D'un autre côté, il est ressorti de l'inventaire des données qu'il est difficile de pouvoir obtenir dans une même collecte des conditions variées adaptées à l'étude d'un facteur d'influence. Nous avons vu que pour le pH, il était important de travailler sur une large gamme de valeurs pour pouvoir identifier dans sa globalité le comportement de solubilisation par rapport à ce paramètre. Ainsi, il est aussi difficile de pouvoir conclure par de telles voies d'investigation sur une relation simple entre un facteur d'influence et la valeur de solubilité. En conséquence, ce moyen d'investigation ne semble pas des plus pertinents par rapport aux buts fixés dans ce travail de thèse.

Au contraire, les simulations expérimentales permettent de bien fixer les conditions d'étude et donc d'étudier les différents facteurs d'influence un par un afin de trouver des relations reliant ces paramètres à la solubilité.
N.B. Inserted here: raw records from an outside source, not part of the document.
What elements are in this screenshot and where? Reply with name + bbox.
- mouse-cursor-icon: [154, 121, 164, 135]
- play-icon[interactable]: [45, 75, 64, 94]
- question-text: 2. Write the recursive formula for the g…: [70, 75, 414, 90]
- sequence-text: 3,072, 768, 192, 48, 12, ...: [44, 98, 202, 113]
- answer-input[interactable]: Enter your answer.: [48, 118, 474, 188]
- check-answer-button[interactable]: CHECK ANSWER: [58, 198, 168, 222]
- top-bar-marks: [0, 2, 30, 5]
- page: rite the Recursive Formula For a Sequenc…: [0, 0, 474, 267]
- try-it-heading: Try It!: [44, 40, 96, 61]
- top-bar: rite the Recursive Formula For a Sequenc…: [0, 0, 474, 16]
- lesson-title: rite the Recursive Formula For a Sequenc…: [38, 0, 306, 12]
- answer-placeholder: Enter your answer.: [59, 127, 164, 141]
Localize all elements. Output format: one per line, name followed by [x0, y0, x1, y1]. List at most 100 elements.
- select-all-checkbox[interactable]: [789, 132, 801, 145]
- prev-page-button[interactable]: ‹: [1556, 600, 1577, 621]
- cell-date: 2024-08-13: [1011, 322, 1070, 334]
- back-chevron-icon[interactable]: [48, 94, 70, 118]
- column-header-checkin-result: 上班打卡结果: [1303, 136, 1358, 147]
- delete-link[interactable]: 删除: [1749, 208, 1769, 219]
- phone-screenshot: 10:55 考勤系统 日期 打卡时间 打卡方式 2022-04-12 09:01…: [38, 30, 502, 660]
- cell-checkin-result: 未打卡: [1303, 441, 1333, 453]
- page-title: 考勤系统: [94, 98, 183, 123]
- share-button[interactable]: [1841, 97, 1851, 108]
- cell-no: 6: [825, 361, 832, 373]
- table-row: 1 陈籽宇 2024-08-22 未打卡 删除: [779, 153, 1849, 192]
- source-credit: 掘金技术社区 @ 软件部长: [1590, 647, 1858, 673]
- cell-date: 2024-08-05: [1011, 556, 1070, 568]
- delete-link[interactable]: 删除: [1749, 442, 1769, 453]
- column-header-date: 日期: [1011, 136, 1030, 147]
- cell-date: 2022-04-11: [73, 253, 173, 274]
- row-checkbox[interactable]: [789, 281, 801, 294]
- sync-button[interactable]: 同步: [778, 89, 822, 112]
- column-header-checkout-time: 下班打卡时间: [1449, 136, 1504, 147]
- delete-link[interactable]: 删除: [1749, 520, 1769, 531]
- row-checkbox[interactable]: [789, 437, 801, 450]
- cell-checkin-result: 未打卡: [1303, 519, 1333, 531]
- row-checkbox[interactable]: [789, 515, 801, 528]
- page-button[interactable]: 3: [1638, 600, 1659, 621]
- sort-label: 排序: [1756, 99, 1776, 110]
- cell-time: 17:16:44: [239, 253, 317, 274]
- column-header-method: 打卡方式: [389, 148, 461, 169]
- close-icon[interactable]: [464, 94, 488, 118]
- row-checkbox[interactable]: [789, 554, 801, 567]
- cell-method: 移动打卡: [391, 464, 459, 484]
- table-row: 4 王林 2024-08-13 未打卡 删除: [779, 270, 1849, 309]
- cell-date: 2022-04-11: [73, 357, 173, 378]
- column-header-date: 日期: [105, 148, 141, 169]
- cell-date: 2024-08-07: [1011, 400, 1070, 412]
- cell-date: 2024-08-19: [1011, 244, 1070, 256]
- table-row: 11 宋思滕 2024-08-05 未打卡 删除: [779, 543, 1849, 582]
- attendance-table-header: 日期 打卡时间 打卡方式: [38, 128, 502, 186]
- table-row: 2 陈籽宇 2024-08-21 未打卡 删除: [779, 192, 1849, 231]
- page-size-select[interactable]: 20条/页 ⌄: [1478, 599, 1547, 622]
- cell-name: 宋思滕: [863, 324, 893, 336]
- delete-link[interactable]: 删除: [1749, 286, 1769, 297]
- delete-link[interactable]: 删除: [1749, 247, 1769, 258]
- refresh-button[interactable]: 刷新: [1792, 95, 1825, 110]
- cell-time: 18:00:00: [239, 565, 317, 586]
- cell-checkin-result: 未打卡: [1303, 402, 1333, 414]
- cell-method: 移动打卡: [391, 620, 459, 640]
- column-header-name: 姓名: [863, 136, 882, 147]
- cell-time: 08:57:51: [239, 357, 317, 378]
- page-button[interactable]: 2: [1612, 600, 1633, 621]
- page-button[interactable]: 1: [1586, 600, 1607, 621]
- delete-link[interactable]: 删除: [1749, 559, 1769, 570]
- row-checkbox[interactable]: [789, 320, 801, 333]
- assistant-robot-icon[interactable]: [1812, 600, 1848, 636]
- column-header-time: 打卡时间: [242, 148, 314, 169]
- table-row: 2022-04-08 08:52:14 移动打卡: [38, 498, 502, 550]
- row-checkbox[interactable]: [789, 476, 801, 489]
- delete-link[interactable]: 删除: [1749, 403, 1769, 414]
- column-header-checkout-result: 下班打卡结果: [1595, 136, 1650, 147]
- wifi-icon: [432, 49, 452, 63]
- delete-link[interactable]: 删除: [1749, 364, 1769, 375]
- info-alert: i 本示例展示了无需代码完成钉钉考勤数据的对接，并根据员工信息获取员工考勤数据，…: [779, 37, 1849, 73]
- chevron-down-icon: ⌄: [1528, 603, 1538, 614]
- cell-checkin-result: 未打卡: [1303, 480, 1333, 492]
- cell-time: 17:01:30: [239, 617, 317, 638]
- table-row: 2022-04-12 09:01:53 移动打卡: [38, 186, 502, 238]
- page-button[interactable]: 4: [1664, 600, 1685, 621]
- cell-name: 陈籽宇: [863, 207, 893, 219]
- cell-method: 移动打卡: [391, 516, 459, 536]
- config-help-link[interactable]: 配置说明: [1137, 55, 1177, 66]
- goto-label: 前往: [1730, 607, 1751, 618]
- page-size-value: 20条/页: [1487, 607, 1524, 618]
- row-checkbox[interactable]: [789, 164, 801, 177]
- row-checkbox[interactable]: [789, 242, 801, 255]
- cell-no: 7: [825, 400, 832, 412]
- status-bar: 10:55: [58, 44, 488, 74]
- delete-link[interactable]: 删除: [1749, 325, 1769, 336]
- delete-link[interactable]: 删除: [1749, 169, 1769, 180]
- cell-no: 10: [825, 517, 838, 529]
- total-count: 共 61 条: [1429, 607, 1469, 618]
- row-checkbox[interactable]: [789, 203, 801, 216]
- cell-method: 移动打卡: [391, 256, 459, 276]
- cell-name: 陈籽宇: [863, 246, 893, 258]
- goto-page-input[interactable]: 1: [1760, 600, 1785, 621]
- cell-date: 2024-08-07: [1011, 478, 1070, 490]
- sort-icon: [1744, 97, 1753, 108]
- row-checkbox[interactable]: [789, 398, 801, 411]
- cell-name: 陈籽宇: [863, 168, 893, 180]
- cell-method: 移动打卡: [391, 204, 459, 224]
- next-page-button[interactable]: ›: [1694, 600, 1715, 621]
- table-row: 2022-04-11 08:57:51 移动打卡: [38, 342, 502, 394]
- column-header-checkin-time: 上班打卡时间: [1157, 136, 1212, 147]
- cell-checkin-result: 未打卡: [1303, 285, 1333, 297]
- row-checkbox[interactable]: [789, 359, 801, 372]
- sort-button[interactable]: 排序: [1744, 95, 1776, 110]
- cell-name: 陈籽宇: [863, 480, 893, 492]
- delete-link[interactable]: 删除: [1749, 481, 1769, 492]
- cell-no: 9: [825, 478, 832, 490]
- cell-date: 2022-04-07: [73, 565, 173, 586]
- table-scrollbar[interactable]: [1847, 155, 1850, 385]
Cependant, un tel système simulant la goutte d'eau implique de travailler à l'équilibre puisqu'il est impossible de régler l'intervention de la précipitation des espèces à saturation. Par là même, c'est la thermodynamique qui contrôle alors le transfert de masse dans ces systèmes. Toutefois, on a vu dans le cas des simulations expérimentales menées sur l'altération des roches en système ouvert qu'il est possible d'être à l'état quasi-stationnaire et donc de faire une distinction entre les différentes étapes de la dissolution.

Par conséquent, pour atteindre les objectifs fixés dans cette étude, j'ai fait le choix de mener une étude de dissolution d'aérosols en phase aqueuse en circuit ouvert afin de travailler hors équilibre et de suivre exclusivement la dissolution.

Cette idée de travailler en circuit ouvert constitue toute l'originalité de ce travail puisque jusqu'à maintenant aucune recherche de ce type n'a été menée dans le domaine atmosphérique. En effet, il ne s'agit pas ici de simuler strictement ce qui se passe en réalité pour le comprendre, mais de séparer la complexité du réel en diverses étapes dont chacune sera étudiée en détail d'un point de vue mécanistique et cinétique.

Cette étude étant la première du genre dans le domaine atmosphérique, il a fallu dans un premier temps adapter au contexte atmosphérique le concept de réacteur de dissolution utilisé dans les études d'altération des roches, puis vérifier son adéquation avec le but fixé. En deuxième lieu, nous nous sommes intéressés plus particulièrement à chaque facteur d'influence afin de définir les paramètres cinétiques les reliant au processus de dissolution. Nous avons enfin utilisé ces données dans la recherche d'un mécanisme complet pouvant expliquer ce processus.